Substantial. If the stock drops to zero: (Strike − Premium Paid) × 100. E.g., ($440 − $6.50) × 100 = $43,350.

Max loss

Premium paid. E.g., $650 for a $6.50 put — fully defined on trade entry.

Breakeven

Strike Price − Premium Paid. E.g., $440 strike − $6.50 = $433.50 at expiration.

When to use

When you're bearish on a stock or ETF and want a defined-risk way to profit from a decline.
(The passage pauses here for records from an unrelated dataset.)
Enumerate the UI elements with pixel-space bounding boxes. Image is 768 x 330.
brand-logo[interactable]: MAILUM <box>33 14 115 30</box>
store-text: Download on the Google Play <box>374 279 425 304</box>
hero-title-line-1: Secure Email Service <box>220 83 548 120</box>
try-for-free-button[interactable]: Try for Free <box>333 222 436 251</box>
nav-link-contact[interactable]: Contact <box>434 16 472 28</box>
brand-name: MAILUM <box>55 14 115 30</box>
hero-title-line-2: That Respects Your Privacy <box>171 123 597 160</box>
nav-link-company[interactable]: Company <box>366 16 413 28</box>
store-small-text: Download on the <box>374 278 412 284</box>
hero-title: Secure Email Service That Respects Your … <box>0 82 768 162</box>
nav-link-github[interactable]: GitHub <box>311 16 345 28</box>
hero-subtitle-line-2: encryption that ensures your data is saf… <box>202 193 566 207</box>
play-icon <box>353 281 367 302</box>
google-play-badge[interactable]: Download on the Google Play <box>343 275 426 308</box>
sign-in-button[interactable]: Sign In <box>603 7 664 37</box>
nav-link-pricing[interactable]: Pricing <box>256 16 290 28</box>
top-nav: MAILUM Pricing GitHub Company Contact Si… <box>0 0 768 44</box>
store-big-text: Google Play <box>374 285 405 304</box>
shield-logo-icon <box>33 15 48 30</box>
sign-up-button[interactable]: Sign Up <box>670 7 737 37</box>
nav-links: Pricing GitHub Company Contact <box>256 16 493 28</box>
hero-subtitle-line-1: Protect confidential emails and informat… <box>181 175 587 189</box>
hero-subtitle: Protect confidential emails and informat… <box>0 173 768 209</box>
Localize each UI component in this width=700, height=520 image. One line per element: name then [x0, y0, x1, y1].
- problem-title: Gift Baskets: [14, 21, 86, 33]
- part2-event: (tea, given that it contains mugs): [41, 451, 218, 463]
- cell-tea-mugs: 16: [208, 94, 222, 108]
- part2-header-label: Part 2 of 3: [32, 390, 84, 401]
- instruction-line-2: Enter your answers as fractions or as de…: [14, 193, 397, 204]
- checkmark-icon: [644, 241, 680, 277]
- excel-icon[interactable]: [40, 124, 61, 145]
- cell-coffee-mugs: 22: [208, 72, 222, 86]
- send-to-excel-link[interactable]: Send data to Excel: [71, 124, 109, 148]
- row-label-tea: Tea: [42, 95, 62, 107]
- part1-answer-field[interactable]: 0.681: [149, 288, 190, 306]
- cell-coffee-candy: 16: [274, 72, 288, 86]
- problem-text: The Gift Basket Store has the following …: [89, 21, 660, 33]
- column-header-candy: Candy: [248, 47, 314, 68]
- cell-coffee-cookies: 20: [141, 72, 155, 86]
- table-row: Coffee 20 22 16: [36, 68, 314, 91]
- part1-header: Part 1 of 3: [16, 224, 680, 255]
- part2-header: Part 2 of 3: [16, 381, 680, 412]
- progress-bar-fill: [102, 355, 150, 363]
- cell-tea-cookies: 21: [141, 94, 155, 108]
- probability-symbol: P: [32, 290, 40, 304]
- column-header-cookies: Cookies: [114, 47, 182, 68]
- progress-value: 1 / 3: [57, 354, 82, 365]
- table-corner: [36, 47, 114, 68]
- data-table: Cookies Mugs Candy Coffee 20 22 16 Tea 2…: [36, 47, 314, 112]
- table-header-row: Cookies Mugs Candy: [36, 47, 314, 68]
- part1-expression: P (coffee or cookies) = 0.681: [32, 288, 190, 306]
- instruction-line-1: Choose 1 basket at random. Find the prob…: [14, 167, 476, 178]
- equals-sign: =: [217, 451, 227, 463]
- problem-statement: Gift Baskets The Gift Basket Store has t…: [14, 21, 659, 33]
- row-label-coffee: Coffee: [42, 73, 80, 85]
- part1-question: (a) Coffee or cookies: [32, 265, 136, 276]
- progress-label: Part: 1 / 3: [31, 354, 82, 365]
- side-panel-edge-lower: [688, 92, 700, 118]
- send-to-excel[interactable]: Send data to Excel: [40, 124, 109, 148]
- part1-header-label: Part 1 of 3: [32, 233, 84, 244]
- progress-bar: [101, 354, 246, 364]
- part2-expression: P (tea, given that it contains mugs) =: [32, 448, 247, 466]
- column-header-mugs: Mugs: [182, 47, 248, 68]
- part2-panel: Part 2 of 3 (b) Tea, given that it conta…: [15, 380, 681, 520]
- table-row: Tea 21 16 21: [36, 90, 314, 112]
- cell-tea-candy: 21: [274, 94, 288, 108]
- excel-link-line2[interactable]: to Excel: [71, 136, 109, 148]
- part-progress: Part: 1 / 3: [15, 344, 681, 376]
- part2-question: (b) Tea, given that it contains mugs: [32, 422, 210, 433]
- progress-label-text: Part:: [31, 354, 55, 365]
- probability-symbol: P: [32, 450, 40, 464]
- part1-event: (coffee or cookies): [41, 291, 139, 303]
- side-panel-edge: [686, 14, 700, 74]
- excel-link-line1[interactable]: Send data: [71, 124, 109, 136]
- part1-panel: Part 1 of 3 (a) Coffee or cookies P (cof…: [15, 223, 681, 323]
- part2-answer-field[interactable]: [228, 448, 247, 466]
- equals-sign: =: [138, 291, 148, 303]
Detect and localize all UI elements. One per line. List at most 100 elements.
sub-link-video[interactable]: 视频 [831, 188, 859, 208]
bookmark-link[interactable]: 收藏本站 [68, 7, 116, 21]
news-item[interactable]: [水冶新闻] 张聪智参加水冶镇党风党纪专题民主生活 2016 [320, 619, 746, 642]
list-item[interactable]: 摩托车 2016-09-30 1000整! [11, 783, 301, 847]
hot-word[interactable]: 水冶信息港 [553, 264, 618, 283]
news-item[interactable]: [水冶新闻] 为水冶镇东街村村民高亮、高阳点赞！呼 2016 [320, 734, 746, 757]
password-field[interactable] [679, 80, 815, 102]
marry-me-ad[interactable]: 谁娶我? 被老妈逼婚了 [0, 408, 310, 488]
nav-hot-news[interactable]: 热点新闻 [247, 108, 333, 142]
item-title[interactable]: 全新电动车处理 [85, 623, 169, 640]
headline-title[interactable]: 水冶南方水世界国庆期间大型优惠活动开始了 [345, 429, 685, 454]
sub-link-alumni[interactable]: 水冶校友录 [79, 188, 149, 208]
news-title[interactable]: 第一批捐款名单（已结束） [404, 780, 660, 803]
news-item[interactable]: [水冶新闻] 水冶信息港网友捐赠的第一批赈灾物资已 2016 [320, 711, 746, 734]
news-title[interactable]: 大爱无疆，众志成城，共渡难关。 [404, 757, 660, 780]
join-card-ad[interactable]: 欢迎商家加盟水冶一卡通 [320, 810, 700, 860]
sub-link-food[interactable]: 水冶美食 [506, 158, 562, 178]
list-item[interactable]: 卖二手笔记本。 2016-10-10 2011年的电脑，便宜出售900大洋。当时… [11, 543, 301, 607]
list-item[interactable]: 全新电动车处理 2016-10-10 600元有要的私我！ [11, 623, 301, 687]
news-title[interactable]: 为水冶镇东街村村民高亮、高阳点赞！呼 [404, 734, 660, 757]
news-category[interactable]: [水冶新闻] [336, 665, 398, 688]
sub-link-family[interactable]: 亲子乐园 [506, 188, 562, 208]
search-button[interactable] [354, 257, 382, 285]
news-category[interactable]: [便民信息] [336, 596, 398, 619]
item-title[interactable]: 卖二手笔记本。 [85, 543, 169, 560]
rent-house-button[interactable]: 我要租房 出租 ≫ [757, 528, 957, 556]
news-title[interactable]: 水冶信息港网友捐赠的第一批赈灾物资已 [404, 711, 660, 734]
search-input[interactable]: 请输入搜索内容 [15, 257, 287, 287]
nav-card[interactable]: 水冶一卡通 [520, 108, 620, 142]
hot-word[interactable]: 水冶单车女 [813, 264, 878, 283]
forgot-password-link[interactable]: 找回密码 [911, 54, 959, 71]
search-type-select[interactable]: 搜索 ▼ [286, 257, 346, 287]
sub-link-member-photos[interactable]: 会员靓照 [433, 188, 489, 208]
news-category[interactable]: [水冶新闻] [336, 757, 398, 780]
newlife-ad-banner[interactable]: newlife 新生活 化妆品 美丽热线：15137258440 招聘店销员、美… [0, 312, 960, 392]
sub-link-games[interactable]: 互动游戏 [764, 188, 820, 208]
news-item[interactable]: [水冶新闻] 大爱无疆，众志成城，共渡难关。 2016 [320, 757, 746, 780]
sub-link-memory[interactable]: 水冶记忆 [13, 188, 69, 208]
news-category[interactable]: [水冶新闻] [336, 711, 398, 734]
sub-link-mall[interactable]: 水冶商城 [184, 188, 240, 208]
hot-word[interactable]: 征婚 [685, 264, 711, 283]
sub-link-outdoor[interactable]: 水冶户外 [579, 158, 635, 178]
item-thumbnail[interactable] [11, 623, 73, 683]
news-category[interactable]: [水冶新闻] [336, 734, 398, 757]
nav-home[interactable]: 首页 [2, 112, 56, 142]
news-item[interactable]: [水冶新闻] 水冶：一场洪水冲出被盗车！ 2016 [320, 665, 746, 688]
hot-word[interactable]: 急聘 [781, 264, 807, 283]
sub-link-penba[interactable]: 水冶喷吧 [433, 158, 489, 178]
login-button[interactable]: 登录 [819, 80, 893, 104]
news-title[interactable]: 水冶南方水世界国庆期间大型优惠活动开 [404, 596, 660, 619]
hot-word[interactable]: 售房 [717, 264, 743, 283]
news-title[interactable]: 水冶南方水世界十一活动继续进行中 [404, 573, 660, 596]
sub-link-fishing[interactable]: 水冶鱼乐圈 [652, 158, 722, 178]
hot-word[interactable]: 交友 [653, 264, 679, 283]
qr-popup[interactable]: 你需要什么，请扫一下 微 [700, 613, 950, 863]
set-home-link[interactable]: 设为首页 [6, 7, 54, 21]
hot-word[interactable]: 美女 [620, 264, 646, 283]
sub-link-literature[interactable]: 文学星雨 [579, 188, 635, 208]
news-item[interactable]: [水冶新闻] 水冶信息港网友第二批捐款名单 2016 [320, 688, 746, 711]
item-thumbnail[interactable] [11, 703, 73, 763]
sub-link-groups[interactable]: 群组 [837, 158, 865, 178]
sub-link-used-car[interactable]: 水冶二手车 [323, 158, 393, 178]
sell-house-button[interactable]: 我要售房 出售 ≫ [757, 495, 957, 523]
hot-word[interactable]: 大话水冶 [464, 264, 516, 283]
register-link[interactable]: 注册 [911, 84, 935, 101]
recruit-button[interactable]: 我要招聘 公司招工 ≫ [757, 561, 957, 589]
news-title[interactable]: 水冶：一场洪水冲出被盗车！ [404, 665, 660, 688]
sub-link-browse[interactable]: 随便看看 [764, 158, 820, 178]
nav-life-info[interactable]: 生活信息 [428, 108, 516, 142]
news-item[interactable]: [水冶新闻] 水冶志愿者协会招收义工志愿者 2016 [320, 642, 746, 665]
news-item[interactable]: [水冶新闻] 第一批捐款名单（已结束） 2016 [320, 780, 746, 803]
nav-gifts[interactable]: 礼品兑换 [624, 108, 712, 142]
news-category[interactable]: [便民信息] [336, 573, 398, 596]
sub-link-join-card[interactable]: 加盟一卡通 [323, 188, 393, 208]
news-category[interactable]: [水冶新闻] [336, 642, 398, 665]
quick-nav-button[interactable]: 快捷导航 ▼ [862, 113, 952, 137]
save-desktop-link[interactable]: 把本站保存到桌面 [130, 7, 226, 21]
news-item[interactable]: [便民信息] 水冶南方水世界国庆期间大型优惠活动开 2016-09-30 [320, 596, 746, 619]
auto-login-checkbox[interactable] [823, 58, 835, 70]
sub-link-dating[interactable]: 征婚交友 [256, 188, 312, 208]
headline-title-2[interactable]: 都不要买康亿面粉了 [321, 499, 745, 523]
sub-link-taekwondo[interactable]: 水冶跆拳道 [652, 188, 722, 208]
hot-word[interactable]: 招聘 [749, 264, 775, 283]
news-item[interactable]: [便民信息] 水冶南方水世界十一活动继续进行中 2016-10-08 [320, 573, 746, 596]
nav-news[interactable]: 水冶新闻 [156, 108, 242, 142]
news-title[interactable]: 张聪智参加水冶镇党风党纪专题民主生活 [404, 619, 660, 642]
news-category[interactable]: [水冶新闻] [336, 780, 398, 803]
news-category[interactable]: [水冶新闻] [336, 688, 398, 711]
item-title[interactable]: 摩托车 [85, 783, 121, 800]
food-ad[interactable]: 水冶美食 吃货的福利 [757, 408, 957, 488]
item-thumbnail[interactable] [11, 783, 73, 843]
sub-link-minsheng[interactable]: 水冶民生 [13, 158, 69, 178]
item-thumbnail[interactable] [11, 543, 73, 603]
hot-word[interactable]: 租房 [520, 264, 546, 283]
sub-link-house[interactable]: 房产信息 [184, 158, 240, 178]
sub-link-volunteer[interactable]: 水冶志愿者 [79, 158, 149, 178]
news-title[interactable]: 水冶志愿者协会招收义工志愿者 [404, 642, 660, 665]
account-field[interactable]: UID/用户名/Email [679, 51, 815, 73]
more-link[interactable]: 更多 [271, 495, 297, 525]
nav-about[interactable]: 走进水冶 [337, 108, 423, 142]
Also effective as portfolio insurance against shares you hold.

When to avoid

When the stock is already beaten down and implied volatility is elevated after a big drop — you'll overpay for the put and need a larger move to profit.

Example trade

Stock: SPY trading at $440
Expiration: 45 days
Buy 1 SPY $440 Put at $6.50 (debit $650)

Breakeven: $440 - $6.50 = $433.50
Max Loss: $650 (if SPY stays above $440)
Max Profit: ($440 - $6.50) × 100 = $43,350 (if SPY goes to zero)

If SPY falls to $420: Put is worth $20, profit = ($20 - $6.50) × 100 = $1,350
If SPY rises to $450: Put expires worthless, loss = $650

Common mistakes

  • ×Buying puts after a large drop when IV is already elevated — you pay inflated premium for a move that may have already occurred.
  • ×Using puts too far out-of-the-money — requires an enormous move to profit.
  • ×Forgetting that time decay erodes value daily, even when the thesis is correct.
  • ×Holding through a stock recovery — a profitable put can quickly turn into a loss if the stock bounces.
  • ×Not sizing appropriately — buying too many contracts magnifies losses if the stock rallies.

FAQ

Can I use a long put as insurance for stocks I own?

Yes — this is called a protective put. You own the stock and buy a put to floor your downside risk. The put premium is the cost of that insurance.

When should I take profits on a long put?

Consider closing when you've captured 50–100% of the premium paid in profit, or when the stock reaches your downside target. Don't wait for expiration.

How does a long put differ from short selling the stock?

A long put has defined risk (you only lose the premium). Short selling has theoretically unlimited risk because the stock can rise without limit.